Yes. Question 2 Are the expenses incurred on the roof and electrical work an allowable deduction? Answer No. This ruling applies for the following period : Year ended 30 June 2025 The scheme commenced on: 1 July 2024
You and your spouse have a rental property. This property is owned 50-50 by you and your spouse. The property was purchased by you and your spouse and was rented from date of purchase. The property ceased being a rental property a couple of years after purchase. You and your spouse moved into the property and commenced treating it as your main residence. There was a variety of work carried out on the property: • Painting of the entire interior of the house; cost: $XX paid prior to the house becoming your main residence • Re-pointing all ridge, Hip and Gable End Tiles on the roof; cost $XX paid after your house became your main residence • Re-alignment of front guttering; cost: $XX paid after your house became your main residence.

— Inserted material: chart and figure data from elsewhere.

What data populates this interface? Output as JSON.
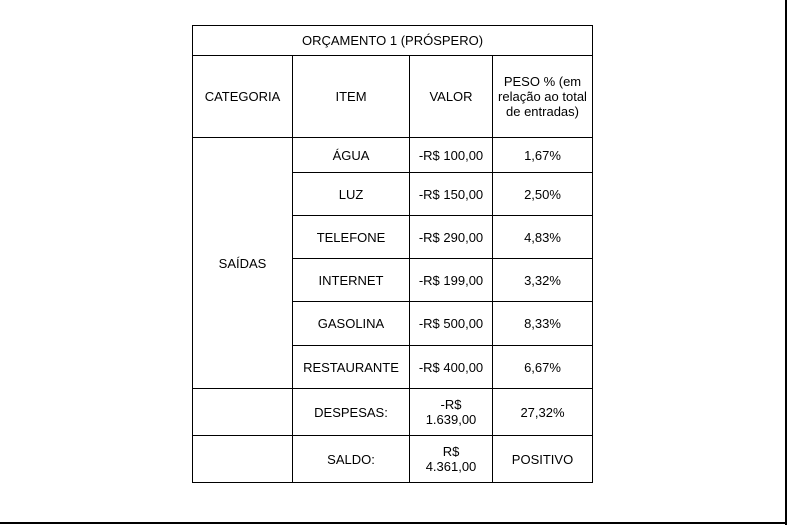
{
  "table": {
    "title": "ORÇAMENTO 1 (PRÓSPERO)",
    "headers": {
      "categoria": "CATEGORIA",
      "item": "ITEM",
      "valor": "VALOR",
      "peso": "PESO % (em relação ao total de entradas)"
    },
    "category": "SAÍDAS",
    "rows": [
      {
        "item": "ÁGUA",
        "valor": "-R$ 100,00",
        "peso": "1,67%"
      },
      {
        "item": "LUZ",
        "valor": "-R$ 150,00",
        "peso": "2,50%"
      },
      {
        "item": "TELEFONE",
        "valor": "-R$ 290,00",
        "peso": "4,83%"
      },
      {
        "item": "INTERNET",
        "valor": "-R$ 199,00",
        "peso": "3,32%"
      },
      {
        "item": "GASOLINA",
        "valor": "-R$ 500,00",
        "peso": "8,33%"
      },
      {
        "item": "RESTAURANTE",
        "valor": "-R$ 400,00",
        "peso": "6,67%"
      }
    ],
    "despesas": {
      "label": "DESPESAS:",
      "valor_line1": "-R$",
      "valor_line2": "1.639,00",
      "peso": "27,32%"
    },
    "saldo": {
      "label": "SALDO:",
      "valor_line1": "R$",
      "valor_line2": "4.361,00",
      "peso": "POSITIVO"
    }
  }
}
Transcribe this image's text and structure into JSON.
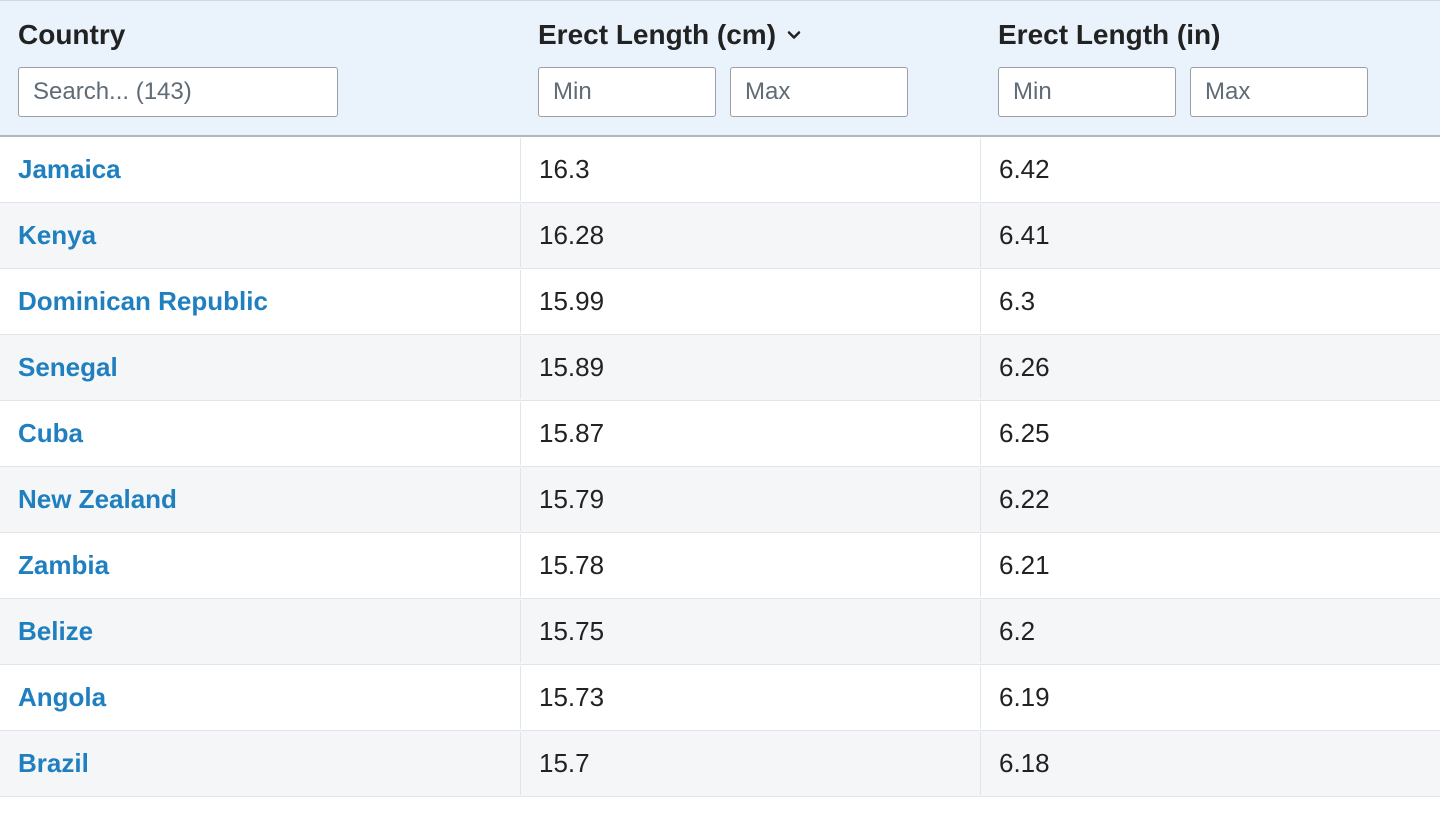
{
  "table": {
    "header_bg": "#eaf3fb",
    "row_alt_bg": "#f4f6f8",
    "border_color": "#e1e4e8",
    "link_color": "#1f7fbf",
    "text_color": "#222222",
    "placeholder_color": "#5f6b76",
    "columns": {
      "country": {
        "label": "Country",
        "search_placeholder": "Search... (143)"
      },
      "cm": {
        "label": "Erect Length (cm)",
        "sorted": "desc",
        "min_placeholder": "Min",
        "max_placeholder": "Max"
      },
      "in": {
        "label": "Erect Length (in)",
        "min_placeholder": "Min",
        "max_placeholder": "Max"
      }
    },
    "rows": [
      {
        "country": "Jamaica",
        "cm": "16.3",
        "in": "6.42"
      },
      {
        "country": "Kenya",
        "cm": "16.28",
        "in": "6.41"
      },
      {
        "country": "Dominican Republic",
        "cm": "15.99",
        "in": "6.3"
      },
      {
        "country": "Senegal",
        "cm": "15.89",
        "in": "6.26"
      },
      {
        "country": "Cuba",
        "cm": "15.87",
        "in": "6.25"
      },
      {
        "country": "New Zealand",
        "cm": "15.79",
        "in": "6.22"
      },
      {
        "country": "Zambia",
        "cm": "15.78",
        "in": "6.21"
      },
      {
        "country": "Belize",
        "cm": "15.75",
        "in": "6.2"
      },
      {
        "country": "Angola",
        "cm": "15.73",
        "in": "6.19"
      },
      {
        "country": "Brazil",
        "cm": "15.7",
        "in": "6.18"
      }
    ]
  }
}
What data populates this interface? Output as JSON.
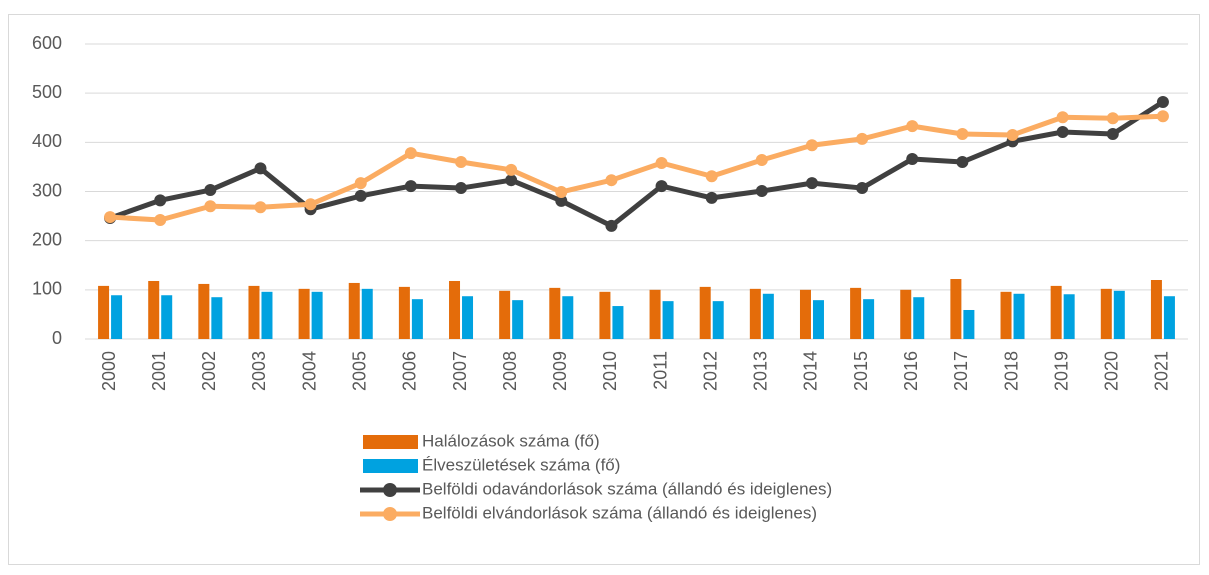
{
  "chart_data": {
    "type": "combo",
    "categories": [
      "2000",
      "2001",
      "2002",
      "2003",
      "2004",
      "2005",
      "2006",
      "2007",
      "2008",
      "2009",
      "2010",
      "2011",
      "2012",
      "2013",
      "2014",
      "2015",
      "2016",
      "2017",
      "2018",
      "2019",
      "2020",
      "2021"
    ],
    "series": [
      {
        "name": "Halálozások száma (fő)",
        "type": "bar",
        "color": "#e46c0a",
        "values": [
          108,
          118,
          112,
          108,
          102,
          114,
          106,
          118,
          98,
          104,
          96,
          100,
          106,
          102,
          100,
          104,
          100,
          122,
          96,
          108,
          102,
          120
        ]
      },
      {
        "name": "Élveszületések száma (fő)",
        "type": "bar",
        "color": "#00a2e0",
        "values": [
          89,
          89,
          85,
          96,
          96,
          102,
          81,
          87,
          79,
          87,
          67,
          77,
          77,
          92,
          79,
          81,
          85,
          59,
          92,
          91,
          98,
          87
        ]
      },
      {
        "name": "Belföldi odavándorlások száma (állandó és ideiglenes)",
        "type": "line",
        "color": "#404040",
        "values": [
          246,
          282,
          303,
          347,
          264,
          291,
          311,
          307,
          323,
          281,
          230,
          311,
          287,
          301,
          317,
          307,
          366,
          360,
          402,
          421,
          417,
          482
        ]
      },
      {
        "name": "Belföldi elvándorlások száma (állandó és ideiglenes)",
        "type": "line",
        "color": "#fbac62",
        "values": [
          248,
          242,
          270,
          268,
          274,
          317,
          378,
          360,
          344,
          299,
          323,
          358,
          331,
          364,
          394,
          407,
          433,
          417,
          415,
          451,
          449,
          453
        ]
      }
    ],
    "ylim": [
      0,
      600
    ],
    "yticks": [
      0,
      100,
      200,
      300,
      400,
      500,
      600
    ],
    "grid": true,
    "legend": "bottom"
  }
}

Income Tax Assessment Act 1997 section 25-10
Section 25-10 of the Income Tax Assessment Act 1997 (ITAA 1997) provides for a deduction for expenses incurred for repairs to premises that are held or used solely for income producing purposes. However, a deduction for capital expenditure is not allowed under this section (subsection 25-10(3) of the ITAA 1997). Taxation Ruling TR 97/23 Income tax: deductions for repairs explains the circumstances in which expenditure incurred by a taxpayer for repairs is an allowable deduction under section 25-10 of the ITAA 1997. Where a tenant moves out of a rental property and repairs are required to be carried out prior to the property either being sold or re-tenanted are an allowable deduction as they have the relevant nexus to the income earning activity. You can claim a deduction for the painting of the entire interior of the property. You cannot claim a deduction for the work carried out after on the property after the relevant date. Example 19 of the rental properties Guide says:
Repairs when the property is no longer rented out After the last tenants moved out in September 20XX, the Hitchmans discovered that the stove did not work, kitchen tiles were cracked and the toilet window was broken. They also discovered a hole in a bedroom wall that had been covered with a poster. In October 20XX, the Hitchmans paid for this damage to be repaired so they could sell the property. As the tenants were no longer in the property, the Hitchmans were not using the property to produce rental income. However, they could still claim a deduction for repairs to the property because the repairs related to the period when their tenants were living in the property and the repairs were completed before the end of the income year in which the property ceased to be used to produce income. This example can be distinguished from your circumstances as the Hitchmans repaired the property in preparation for selling it. You moved into the property a couple of years after purchase and commenced living in it as your main residence.
You are not entitled to claim a deduction for the repairs on the roof or the electrical work as the property was your main residence when this work was carried out. The work is private in nature and does not have the relevant connection to the income earning activity.